30 En deze zaak werd tot zonde; want het volk ging heen voor het ene, tot Dan toe.
And this word became an occasion of sin. For the people went to adore the calf, even to Dan.
31 Hij maakte ook een huis der hoogten; en maakte priesteren van de geringsten des volks, die niet waren uit de zonen van Levi.
And he made shrines on the high places, and he made priests out of the lowest people, who were not of the sons of Levi.
32 En Jerobeam maakte een feest in de achtste maand, op den vijftienden dag der maand, gelijk het feest, dat in Juda was, en offerde op het altaar; van gelijken deed hij te Beth-El, offerende den kalveren, die hij gemaakt had; hij stelde ook te Beth-El priesteren der hoogten, die hij gemaakt had.
And he appointed a solemn day in the eighth month, on the fifteenth day of the month, in imitation of the solemnity that was celebrated in Judah. And ascending to the altar, he acted similarly in Bethel, so that he immolated to the calves, which he had made. And in Bethel, he appointed priests of the high places, which he had made.

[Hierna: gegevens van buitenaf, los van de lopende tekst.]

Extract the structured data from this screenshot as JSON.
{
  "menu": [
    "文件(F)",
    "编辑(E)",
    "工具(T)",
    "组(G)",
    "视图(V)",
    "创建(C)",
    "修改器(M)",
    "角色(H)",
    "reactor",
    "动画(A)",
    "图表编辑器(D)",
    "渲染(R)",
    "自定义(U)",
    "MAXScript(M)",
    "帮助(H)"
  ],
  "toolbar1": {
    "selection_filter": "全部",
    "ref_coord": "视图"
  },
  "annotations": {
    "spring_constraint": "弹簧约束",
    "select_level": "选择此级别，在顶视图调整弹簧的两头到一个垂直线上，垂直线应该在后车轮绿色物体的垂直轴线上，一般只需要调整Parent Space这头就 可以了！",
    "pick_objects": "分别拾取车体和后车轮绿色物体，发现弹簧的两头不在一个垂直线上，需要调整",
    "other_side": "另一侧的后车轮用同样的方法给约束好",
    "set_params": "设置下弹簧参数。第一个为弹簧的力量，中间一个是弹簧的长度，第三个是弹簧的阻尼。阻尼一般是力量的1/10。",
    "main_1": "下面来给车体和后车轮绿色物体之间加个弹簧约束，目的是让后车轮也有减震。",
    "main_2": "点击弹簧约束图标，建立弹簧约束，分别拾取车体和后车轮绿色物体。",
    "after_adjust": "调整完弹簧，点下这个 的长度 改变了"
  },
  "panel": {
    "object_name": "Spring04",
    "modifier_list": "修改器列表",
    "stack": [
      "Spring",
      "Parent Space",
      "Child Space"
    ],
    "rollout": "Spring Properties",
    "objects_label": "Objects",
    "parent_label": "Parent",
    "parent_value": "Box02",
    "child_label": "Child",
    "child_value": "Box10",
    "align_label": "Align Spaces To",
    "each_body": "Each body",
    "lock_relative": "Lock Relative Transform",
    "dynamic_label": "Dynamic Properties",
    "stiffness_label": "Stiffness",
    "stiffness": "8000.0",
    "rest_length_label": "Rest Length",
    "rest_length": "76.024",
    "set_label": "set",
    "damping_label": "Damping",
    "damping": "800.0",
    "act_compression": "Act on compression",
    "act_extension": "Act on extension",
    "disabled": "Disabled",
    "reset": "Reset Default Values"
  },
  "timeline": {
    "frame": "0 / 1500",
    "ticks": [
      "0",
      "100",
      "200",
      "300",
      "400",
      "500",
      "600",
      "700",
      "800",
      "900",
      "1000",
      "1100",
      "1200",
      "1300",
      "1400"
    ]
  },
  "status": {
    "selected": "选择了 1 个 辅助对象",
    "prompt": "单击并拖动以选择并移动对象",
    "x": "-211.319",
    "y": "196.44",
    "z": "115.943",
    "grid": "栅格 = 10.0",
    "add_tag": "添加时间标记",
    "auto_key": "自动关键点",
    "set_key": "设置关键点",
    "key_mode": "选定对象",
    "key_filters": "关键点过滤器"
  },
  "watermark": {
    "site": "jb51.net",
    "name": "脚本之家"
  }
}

33 En hij offerde op het altaar, dat hij te Beth-El gemaakt had, op den vijftienden dag der achtste maand, der maand, dewelke hij uit zijn hart verdacht had; zo maakte hij den kinderen Israels een feest, en offerde op dat altaar, rokende.
And he ascended to the altar, which he had raised up in Bethel, on the fifteenth day of the eighth month, the day that he had decided in his own heart. And he made a solemnity to the sons of Israel, and he ascended to the altar, so that he might burn incense.